Area tersebut didesain sebagai kawasan ekonomi digital yang akan menjadi jembatan penghubung berbagai perusahaan teknologi yang ada di Indonesia dan Singapura. Adapun pembangunan Nongsa D-Town ini dilatarbelakangi oleh pertimbangan potensi pertumbuhan ekonomi digital di Indonesia dan Singapura.

“Proyek Nongsa D-Town ini mencerminkan apa yang dapat dicapai ketika pemerintah dan pelaku usaha Indonesia dan Singapura bekerja bersama. Nongsa D-Town merupakan jembatan digital yang menghubungkan Singapura dengan beragam komunitas digital di Indonesia yang berkembang sangat pesat,” ujar Menteri Perdagangan dan Perindustrian Singapura Chan Chun Sing dalam peluncuran Nongsa D-Town secara virtual, Selasa (2/3).

Dalam kesempatan yang sama, CEO Citramas Group Mike Wiluan menjelaskan keberadaan Nongsa D-Town di kawasan eksklusif di Pulau Batam akan menjadi destinasi generasi muda dalam membangun industri, kreativitas, dan konektivitas di bidang kreatif dan teknologi digital. Menurutnya fasilitas dan infrakstruktur di Nongsa D-Town akan dilengkapi dengan pusat pelatihan digital untuk mempersiapkan talent-talent dengan keahlian yang relevan bagi kebutuhan industri saat ini dan masa depan.

“Keberadaan digital talent poolini akan memantapkan ekosistem Nongsa D-Town sebagai pusat ekonomi digital di Indonesia,” ujar Mike.

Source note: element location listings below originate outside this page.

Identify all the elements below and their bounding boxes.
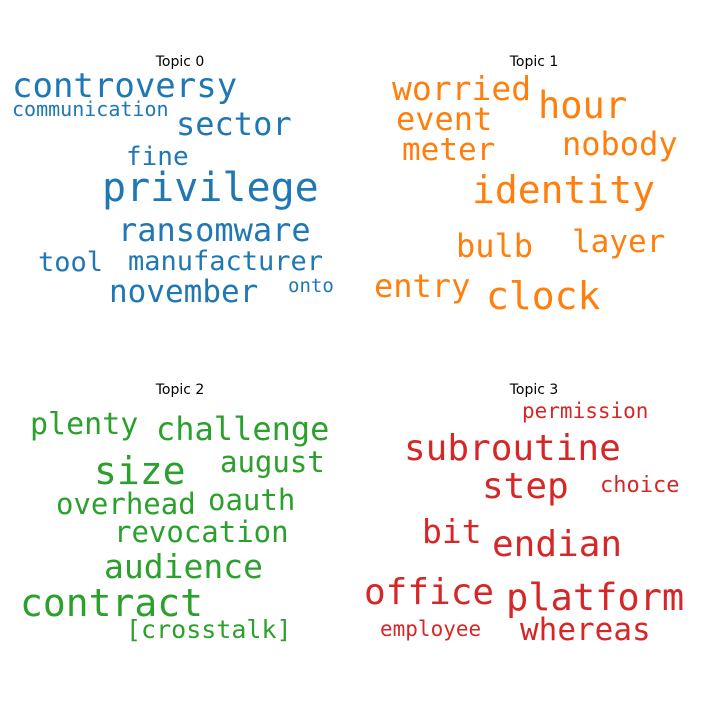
topic-2-word-oauth: oauth (208, 483, 295, 517)
topic-3-word-subroutine: subroutine (404, 428, 621, 469)
topic-3-word-step: step (482, 466, 569, 507)
topic-2-title: Topic 2 (155, 382, 205, 398)
topic-1-word-bulb: bulb (456, 227, 533, 265)
topic-0-word-fine: fine (126, 142, 189, 172)
topic-3-word-permission: permission (522, 399, 648, 423)
topic-3-word-bit: bit (422, 512, 482, 551)
topic-1-word-layer: layer (572, 224, 665, 260)
topic-2-word-revocation: revocation (114, 515, 289, 549)
topic-0-title: Topic 0 (155, 54, 205, 70)
topic-1-word-hour: hour (538, 84, 627, 127)
topic-2-word-size: size (94, 449, 186, 493)
topic-0-panel: Topic 0 controversy communication sector fin… (10, 40, 350, 380)
topic-3-panel: Topic 3 permission subroutine step choice bit… (364, 368, 704, 708)
topic-2-word-plenty: plenty (30, 407, 138, 442)
topic-0-word-privilege: privilege (102, 165, 319, 211)
topic-0-word-tool: tool (38, 247, 103, 278)
topic-0-word-manufacturer: manufacturer (128, 246, 323, 277)
topic-1-word-nobody: nobody (562, 125, 678, 163)
topic-0-word-sector: sector (176, 105, 292, 143)
topic-2-word-crosstalk: [crosstalk] (126, 615, 292, 644)
topic-3-title: Topic 3 (509, 382, 559, 398)
topic-2-panel: Topic 2 plenty challenge size august overhead… (10, 368, 350, 708)
topic-1-word-worried: worried (392, 69, 531, 108)
topic-2-word-contract: contract (20, 581, 203, 625)
topic-1-title: Topic 1 (509, 54, 559, 70)
topic-2-word-audience: audience (104, 547, 263, 586)
topic-1-word-event: event (396, 100, 492, 138)
topic-0-word-controversy: controversy (12, 66, 237, 106)
topic-3-word-endian: endian (492, 524, 622, 565)
topic-0-word-communication: communication (12, 97, 169, 121)
topic-2-word-august: august (220, 445, 325, 479)
topic-1-word-entry: entry (374, 267, 470, 305)
topic-0-word-onto: onto (288, 275, 334, 297)
topic-1-word-clock: clock (486, 274, 601, 318)
topic-3-word-employee: employee (380, 617, 481, 641)
topic-3-word-choice: choice (600, 473, 679, 498)
topic-1-word-meter: meter (402, 132, 495, 168)
topic-0-word-november: november (109, 274, 258, 310)
topic-1-panel: Topic 1 worried hour event meter nobody identi… (364, 40, 704, 380)
topic-1-word-identity: identity (472, 168, 655, 212)
topic-2-word-challenge: challenge (156, 410, 329, 448)
topic-2-word-overhead: overhead (56, 487, 196, 521)
topic-3-word-platform: platform (506, 576, 684, 619)
topic-3-word-whereas: whereas (520, 612, 651, 648)
topic-3-word-office: office (364, 572, 494, 613)
topic-0-word-ransomware: ransomware (118, 211, 311, 249)
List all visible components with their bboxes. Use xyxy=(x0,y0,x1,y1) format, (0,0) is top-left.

Mike merinci, Nongsa D-Town merupakan pengembangan dari Nongsa Digital Park yang telah diresmikan pada tahun 2018 oleh Menteri Luar Negeri Republik Indonesia Retno Marsudi dan Menteri Luar Negeri Singapura Dr Vivian Balakrishnan. Nongsa Digital Park berada di kawasan ekonomi khusus yang fokus pada pengembangan ekonomi kreatif berbasis digital di Batam.

Nongsa Digital Park telah menampung 1.000 tenaga kerja digital dari 100 perusahaan multinasional seperti Glints, R/GA, dan WebImp yang telah resmi menjadi bagian dari Nongsa D-Town.

Kini Nongsa D-Town juga meresmikan ekspansi dari Nongsa Digital Park dengan tambahan area seluas 5.000m2 untuk kapasitas 750 tenaga kerja.

Didesain oleh Surbana Jurong dari Singapura, ke depannya Nongsa D-Town diproyeksikan bisa menampung 8.000 tenaga kerja digital dengan luas total 62 hektare. Nongsa D-Town juga akan dilengkapi dengan perkantoran dan area penunjang lain seperti pusat perbelanjaan, pusat pelatihan digital, hotel, dan co-working/co-living space untuk mendukung kebutuhan hidup masyarakat dan pekerja.

Pihak Sinar Mas Land pun memiliki komitmen untuk membangun ekosistem kota pintar berbasis teknologi. Apalagi sebelum mengembangkan Nongsa D-Town, Sinar Mas Land memiliki pengalaman dalam mengembangkan kawasan Digital Hub seluas 26 hektare di kota mandiri terbesarnya yaitu BSD City.

Mike pun berharap Nongsa D-Town akan memberikan akses untuk pengembangan bisnis bagi Singapura dan membuka lapangan kerja bagi Indonesia. Adapun area ini memiliki lokasi yang strategis yaitu hanya 40 menit dari Singapura melalui feri dan 15 menit perjalanan darat dari Bandar Udara Internasional Hang Nadim Batam.

“Lokasi dan aksesibilitas dari Nongsa D-Town memudahkan Indonesia dan Singapura untuk bertumbuh bersama serta saling melengkapi dalam sektor ekonomi digital,” tutupnya.